Lorsque la première ombre bleue tomba sur son bureau, Bea se leva et entra dans le couloir où la fenêtre crépitait. Elle se pencha pour que l'air froid atteigne sa poitrine puis son visage, et elle ferma les yeux et resta suspendue dans une fente de ténèbres froides. Ses ongles étaient endoloris. Elle pouvait sentir son pouls dans ses doigts. Elle s'appuya contre le haut de la vitre, qui était assez chaude du soleil, et resta là un moment de plus, puis leva la tête pour voir à travers la fenêtre et descendre dans la cour.

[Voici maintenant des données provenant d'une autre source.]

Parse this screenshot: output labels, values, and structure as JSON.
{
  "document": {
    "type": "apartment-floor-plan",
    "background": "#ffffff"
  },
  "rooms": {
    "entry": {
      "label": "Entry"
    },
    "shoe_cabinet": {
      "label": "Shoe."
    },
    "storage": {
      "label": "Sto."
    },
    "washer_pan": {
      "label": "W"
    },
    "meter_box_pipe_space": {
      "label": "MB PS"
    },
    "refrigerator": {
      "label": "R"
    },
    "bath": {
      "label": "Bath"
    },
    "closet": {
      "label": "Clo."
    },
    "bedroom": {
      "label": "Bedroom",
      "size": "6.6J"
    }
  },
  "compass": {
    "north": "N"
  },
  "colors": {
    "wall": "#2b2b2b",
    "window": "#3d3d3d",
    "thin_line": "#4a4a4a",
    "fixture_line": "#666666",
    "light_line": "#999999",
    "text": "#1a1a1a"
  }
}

Son voisin du rez-de-chaussée Noah et certains de ses amis se sont allongés sur des chaises de jardin, soulevant des verres d'une caisse utilisée pour une table. Ils équilibraient les assiettes sur leurs genoux et portaient des lunettes de soleil. Bea n'avait parlé à Noah qu'en passant - en bas à la fente aux lettres ou en tenant brièvement la porte ouverte alors que quelqu'un entrait avec les bras remplis de sacs d'épicerie de la coopérative. Il était un peu plus grand qu'elle, et danseur, et son corps vibrait de santé et de vitalité même si elle le voyait fumer au moins une ou deux fois par jour, y compris à ce moment précis. La fenêtre était tachée et parfois il y avait des traînées de froid qui la couvraient de buée. Des toiles d'araignées et de la poussière s'accrochaient à l'extérieur du verre, et c'était comme regarder à travers la dentelle, à travers une brume du temps dans le monde bleu au-delà. Elle les voyait cependant, ces gens heureux et brillants avec leur dîner préparé rapidement et leur glamour patchwork. Elle voulait gifler le verre pour qu'ils la regardent aussi et briser la tension terrible et parfaite de leur vie. Ses paumes sur le verre étaient lourdes et chaudes. Elle pouvait ressentir l’impact même si cela n’était pas encore arrivé. Cette claque épineuse. Elle pourrait briser le verre, le faire tomber dans le jardin. Elle pouvait faire n'importe quoi, et c'était l'éventail de ce qu'elle pouvait faire qui l'empêchait de faire quoi que ce soit.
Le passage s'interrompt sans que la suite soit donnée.